Indeed letting the user decide which rating to use, (or show both) would make trivvy much easier to use.

I agree with the argument that distribution maintainers will likely understand better what real angles of attack are available for a given vulnerability. However, they do not know whether a particular issue is more exposed on any given system instance because of local concerns.

This discussion has been going on for about a year now, are you ready to conclude on some action?

[dhensby]

There seems to be a consensus that the "Priority" field (for Ubuntu, at least) is not interchangeable with "Severity", and that using it as such is misleading.

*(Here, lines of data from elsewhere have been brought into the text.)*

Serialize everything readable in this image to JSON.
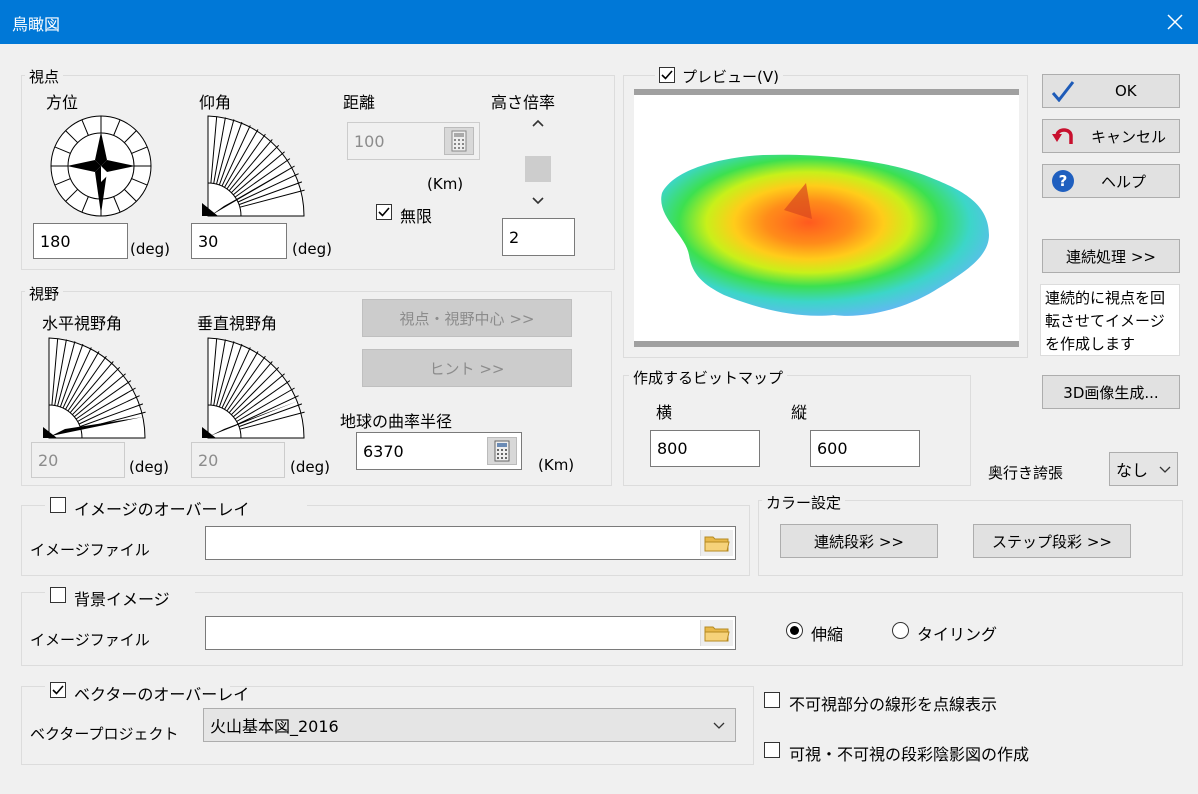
{
  "window": {
    "title": "鳥瞰図"
  },
  "viewpoint": {
    "group_label": "視点",
    "azimuth_label": "方位",
    "elevation_label": "仰角",
    "distance_label": "距離",
    "height_scale_label": "高さ倍率",
    "azimuth_value": "180",
    "elevation_value": "30",
    "distance_value": "100",
    "deg_unit": "(deg)",
    "km_unit": "(Km)",
    "infinite_label": "無限",
    "infinite_checked": true,
    "height_scale_value": "2"
  },
  "fov": {
    "group_label": "視野",
    "horizontal_label": "水平視野角",
    "vertical_label": "垂直視野角",
    "horizontal_value": "20",
    "vertical_value": "20",
    "deg_unit": "(deg)",
    "center_button": "視点・視野中心 >>",
    "hint_button": "ヒント >>",
    "earth_radius_label": "地球の曲率半径",
    "earth_radius_value": "6370",
    "km_unit": "(Km)"
  },
  "preview": {
    "label": "プレビュー(V)",
    "checked": true
  },
  "bitmap": {
    "group_label": "作成するビットマップ",
    "width_label": "横",
    "height_label": "縦",
    "width_value": "800",
    "height_value": "600"
  },
  "buttons": {
    "ok": "OK",
    "cancel": "キャンセル",
    "help": "ヘルプ",
    "continuous": "連続処理 >>",
    "continuous_desc": "連続的に視点を回転させてイメージを作成します",
    "generate3d": "3D画像生成..."
  },
  "depth": {
    "label": "奥行き誇張",
    "value": "なし"
  },
  "overlay": {
    "checkbox_label": "イメージのオーバーレイ",
    "checked": false,
    "file_label": "イメージファイル",
    "file_value": ""
  },
  "color": {
    "group_label": "カラー設定",
    "continuous_button": "連続段彩 >>",
    "step_button": "ステップ段彩 >>"
  },
  "background": {
    "checkbox_label": "背景イメージ",
    "checked": false,
    "file_label": "イメージファイル",
    "file_value": "",
    "stretch_label": "伸縮",
    "tiling_label": "タイリング",
    "selected": "stretch"
  },
  "vector": {
    "checkbox_label": "ベクターのオーバーレイ",
    "checked": true,
    "project_label": "ベクタープロジェクト",
    "project_value": "火山基本図_2016",
    "dotted_label": "不可視部分の線形を点線表示",
    "dotted_checked": false,
    "shade_label": "可視・不可視の段彩陰影図の作成",
    "shade_checked": false
  },
  "colors": {
    "titlebar": "#0078d7",
    "dialog_bg": "#f0f0f0",
    "ok_check": "#1e5bb8",
    "cancel_arrow": "#c8102e",
    "help_circle": "#1f5fbf"
  }
}
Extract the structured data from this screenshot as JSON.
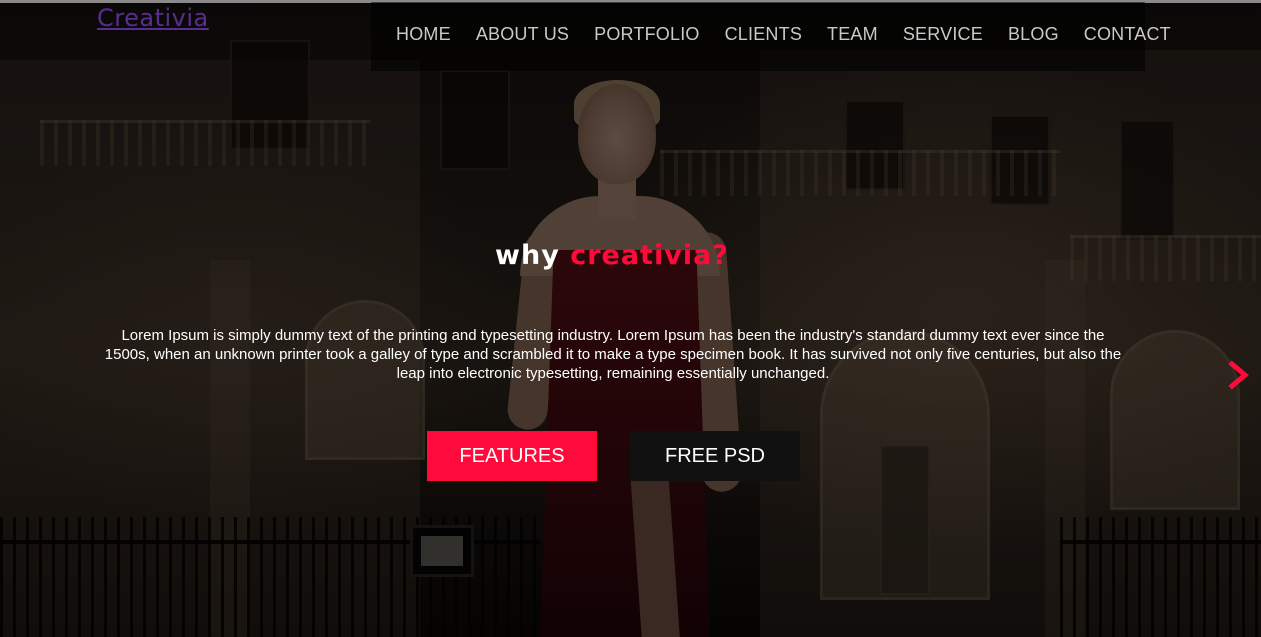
{
  "header": {
    "logo": "Creativia",
    "nav": [
      "HOME",
      "ABOUT US",
      "PORTFOLIO",
      "CLIENTS",
      "TEAM",
      "SERVICE",
      "BLOG",
      "CONTACT"
    ]
  },
  "hero": {
    "headline_part1": "why",
    "headline_part2": "creativia?",
    "intro": "Lorem Ipsum is simply dummy text of the printing and typesetting industry. Lorem Ipsum has been the industry's standard dummy text ever since the 1500s, when an unknown printer took a galley of type and scrambled it to make a type specimen book. It has survived not only five centuries, but also the leap into electronic typesetting, remaining essentially unchanged.",
    "primary_button": "FEATURES",
    "secondary_button": "FREE PSD",
    "next_icon": "chevron-right-icon"
  },
  "colors": {
    "accent": "#ff0a3b",
    "logo": "#5b2c8f",
    "nav_text": "#c9c9c9",
    "dark_button": "#111111"
  }
}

I also understand the point that vendors may re-score a vulnerability (more accurately) and that this should be taken into account. However, if the APIs vendors provide for these vulnerabilities does not have a consistent way to declare a Severity, then perhaps it is better if the reported CVSS score (even if it's adjusted by the vendor), should be used by trivy to determine the Severity, rather than using a potentially mis-attributed field.

[mlathara]

I just ran into this, and wanted to chime in here to say that I also think it would be very useful to use the actual "Severity" instead of Ubuntu's "Priority" when rating CVEs, or to provide a flag to allow the users that functionality.

Ubuntu mentions that the priority is their attempt to triage the CVEs and decide which ones to tackle first. So while Ubuntu might decide that a CVE is medium priority because it only affects a small number of users, trivy users affected by the bug would still be better off knowing that they are affected.